Deputy council leader Pat Callaghan gave an emotional tribute

In this role, he added that she had been “obsessive” about making sure the Prince of Wales of Baths was restored – and not sold off. Her kitchen table, Mr Moffitt said, had been the scene of great political discussion and support for fellow campaigners.

Green councillor Sian Berry said the pair had their “own little gang” at a time when they were both the only councillors from their parties – everybody knew what she meant when she said they used to pop out of the meeting for some fresh air outside.

“It was an honour to sit next to Flick during council meetings and get the full benefit of her asides – which were legendary. I miss them so much already,” she said.

Perhaps the liveliest speech of the evening came from Tory leader Councillor Gio Spinella who teased her that she had first come onto the council at a time when we “could dance to Duran Duran and Wham without irony”.

He said: “Politics in many ways is an eternal ‘now’ formed by the past, trying to form and turn the future, but if you want to know how to do the work ­– how to endure – how to make sure all you try to work towards stays on, I will point to the example of Flick Rea.”

Peeps: How to be a councillor

IT is a funny old irony that Labour once went hammer and tongs at trying to unseat Liberal Democrat Flick Rea up in Fortune Green, insisting that it was vital to win every council seat possible.

On Monday, members were queuing up to praise her longevity as a councillor, some admitting they missed her thespy speeches already.

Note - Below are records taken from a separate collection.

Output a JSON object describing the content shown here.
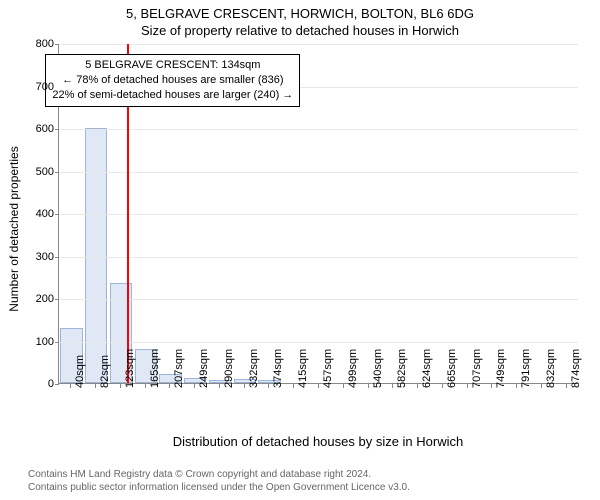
{
  "title": "5, BELGRAVE CRESCENT, HORWICH, BOLTON, BL6 6DG",
  "subtitle": "Size of property relative to detached houses in Horwich",
  "chart": {
    "type": "histogram",
    "ylabel": "Number of detached properties",
    "xlabel": "Distribution of detached houses by size in Horwich",
    "ylim": [
      0,
      800
    ],
    "ytick_step": 100,
    "label_fontsize": 12,
    "tick_fontsize": 11,
    "background_color": "#ffffff",
    "grid_color": "#e8e8e8",
    "axis_color": "#888888",
    "bar_fill": "#e0e8f5",
    "bar_stroke": "#9db5d8",
    "bar_width": 0.9,
    "categories": [
      "40sqm",
      "82sqm",
      "123sqm",
      "165sqm",
      "207sqm",
      "249sqm",
      "290sqm",
      "332sqm",
      "374sqm",
      "415sqm",
      "457sqm",
      "499sqm",
      "540sqm",
      "582sqm",
      "624sqm",
      "665sqm",
      "707sqm",
      "749sqm",
      "791sqm",
      "832sqm",
      "874sqm"
    ],
    "values": [
      130,
      600,
      235,
      80,
      22,
      12,
      8,
      10,
      8,
      0,
      0,
      0,
      0,
      0,
      0,
      0,
      0,
      0,
      0,
      0,
      0
    ],
    "reference_line": {
      "bin_position": 2.25,
      "value_label": "134sqm",
      "color": "#ff0000",
      "width": 2
    },
    "annotation": {
      "lines": [
        "5 BELGRAVE CRESCENT: 134sqm",
        "← 78% of detached houses are smaller (836)",
        "22% of semi-detached houses are larger (240) →"
      ],
      "border_color": "#000000",
      "background": "#ffffff",
      "fontsize": 11,
      "position_bin": 4.2,
      "position_y": 720
    }
  },
  "footer": {
    "line1": "Contains HM Land Registry data © Crown copyright and database right 2024.",
    "line2": "Contains public sector information licensed under the Open Government Licence v3.0.",
    "color": "#666666",
    "fontsize": 10
  }
}
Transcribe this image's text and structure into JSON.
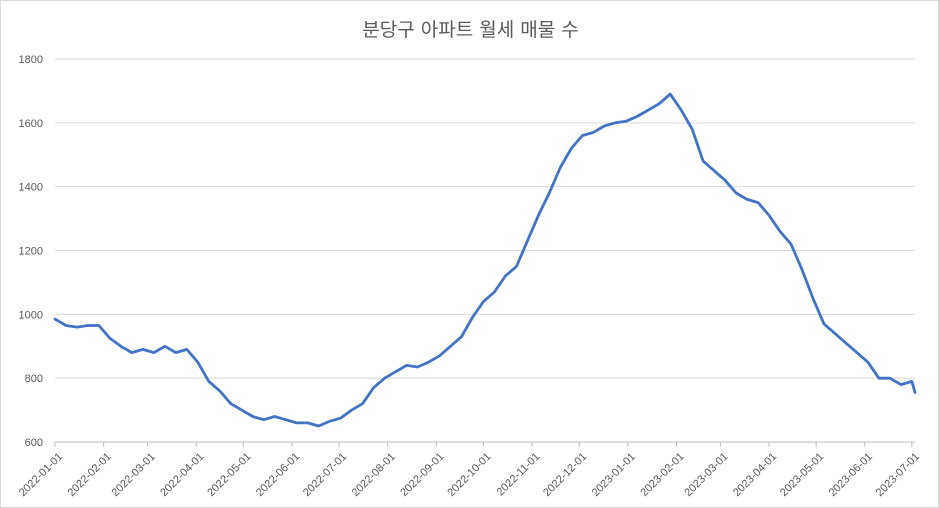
{
  "chart_data": {
    "type": "line",
    "title": "분당구 아파트 월세 매물 수",
    "xlabel": "",
    "ylabel": "",
    "ylim": [
      600,
      1800
    ],
    "yticks": [
      "600",
      "800",
      "1000",
      "1200",
      "1400",
      "1600",
      "1800"
    ],
    "xticks": [
      "2022-01-01",
      "2022-02-01",
      "2022-03-01",
      "2022-04-01",
      "2022-05-01",
      "2022-06-01",
      "2022-07-01",
      "2022-08-01",
      "2022-09-01",
      "2022-10-01",
      "2022-11-01",
      "2022-12-01",
      "2023-01-01",
      "2023-02-01",
      "2023-03-01",
      "2023-04-01",
      "2023-05-01",
      "2023-06-01",
      "2023-07-01"
    ],
    "grid": true,
    "legend": "none",
    "line_color": "#4472C4",
    "series": [
      {
        "x": [
          "2022-01-01",
          "2022-01-08",
          "2022-01-15",
          "2022-01-22",
          "2022-01-29",
          "2022-02-05",
          "2022-02-12",
          "2022-02-19",
          "2022-02-26",
          "2022-03-05",
          "2022-03-12",
          "2022-03-19",
          "2022-03-26",
          "2022-04-02",
          "2022-04-09",
          "2022-04-16",
          "2022-04-23",
          "2022-04-30",
          "2022-05-07",
          "2022-05-14",
          "2022-05-21",
          "2022-05-28",
          "2022-06-04",
          "2022-06-11",
          "2022-06-18",
          "2022-06-25",
          "2022-07-02",
          "2022-07-09",
          "2022-07-16",
          "2022-07-23",
          "2022-07-30",
          "2022-08-06",
          "2022-08-13",
          "2022-08-20",
          "2022-08-27",
          "2022-09-03",
          "2022-09-10",
          "2022-09-17",
          "2022-09-24",
          "2022-10-01",
          "2022-10-08",
          "2022-10-15",
          "2022-10-22",
          "2022-10-29",
          "2022-11-05",
          "2022-11-12",
          "2022-11-19",
          "2022-11-26",
          "2022-12-03",
          "2022-12-10",
          "2022-12-17",
          "2022-12-24",
          "2022-12-31",
          "2023-01-07",
          "2023-01-14",
          "2023-01-21",
          "2023-01-28",
          "2023-02-04",
          "2023-02-11",
          "2023-02-18",
          "2023-02-25",
          "2023-03-04",
          "2023-03-11",
          "2023-03-18",
          "2023-03-25",
          "2023-04-01",
          "2023-04-08",
          "2023-04-15",
          "2023-04-22",
          "2023-04-29",
          "2023-05-06",
          "2023-05-13",
          "2023-05-20",
          "2023-05-27",
          "2023-06-03",
          "2023-06-10",
          "2023-06-17",
          "2023-06-24",
          "2023-07-01",
          "2023-07-03"
        ],
        "values": [
          985,
          965,
          960,
          965,
          965,
          925,
          900,
          880,
          890,
          880,
          900,
          880,
          890,
          850,
          790,
          760,
          720,
          700,
          680,
          670,
          680,
          670,
          660,
          660,
          650,
          665,
          675,
          700,
          720,
          770,
          800,
          820,
          840,
          835,
          850,
          870,
          900,
          930,
          990,
          1040,
          1070,
          1120,
          1150,
          1230,
          1310,
          1380,
          1460,
          1520,
          1560,
          1570,
          1590,
          1600,
          1605,
          1620,
          1640,
          1660,
          1690,
          1640,
          1580,
          1480,
          1450,
          1420,
          1380,
          1360,
          1350,
          1310,
          1260,
          1220,
          1140,
          1050,
          970,
          940,
          910,
          880,
          850,
          800,
          800,
          780,
          790,
          755
        ]
      }
    ]
  }
}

Certainly, fewer people spent this week’s meeting-stroke-ceremony staring at phones than normal, perhaps because we were being treated to an exquisite history lesson.

Tory leader Gio Spinella

Maybe it was the Tory leader Gio Spinella – he has come out of his shell as a council chamber orator since returning to the head of the group – who summed it up best when he explained he once saw Ms Rea as a “dragon” who “young bucks” would think they could defeat, only for them all to add their names to those electorally slain in her wake. His words were steeped in both admiration and affection.

It was a clever line to suggest she was actually a different mythical creature: “a councillor that is known”.

Many pass through thinking they have great personal votes, when really they have coasted in on the colour of their rosettes.

For all the bonhomie, you wouldn’t know Flick has a wicked tongue by the water cooler and Roger Robinson had every now and then irritated his colleagues with his dogged insistence that something that needed to be fixed… should be fixed.

Because it turns out all these councillors love each other really.

They roll their eyes at each other for most of the year, they jibe away at each other – but when someone has done nearly 40 years as a councillor, it is impossible not to have respect for the achievement.

It was ok to have a lump in the throat thinking these two characters, Roger and Flick, will not be on their feet in our chamber again.

In a way, it felt like a crossroads moment, as the nature of council politics – for good or bad – changes.

Like football clubs no longer having managers who stay for 20 years, maybe we won’t see too many more marathon stretches. A clutch of councillors who can remember Ellen Luby – the famous heckler who was mentioned a couple of times – are still there but they are now a small pool.

But it’s not just their stubborn durability that should be celebrated. It’s the fact these two could liven up the room.

At local and national levels, politics is crying out for more people who can ditch the recitals from bits of paper and stand up and speak from the heart.

A simple skill, it may seem, but only because Roger and Flick made it look easy.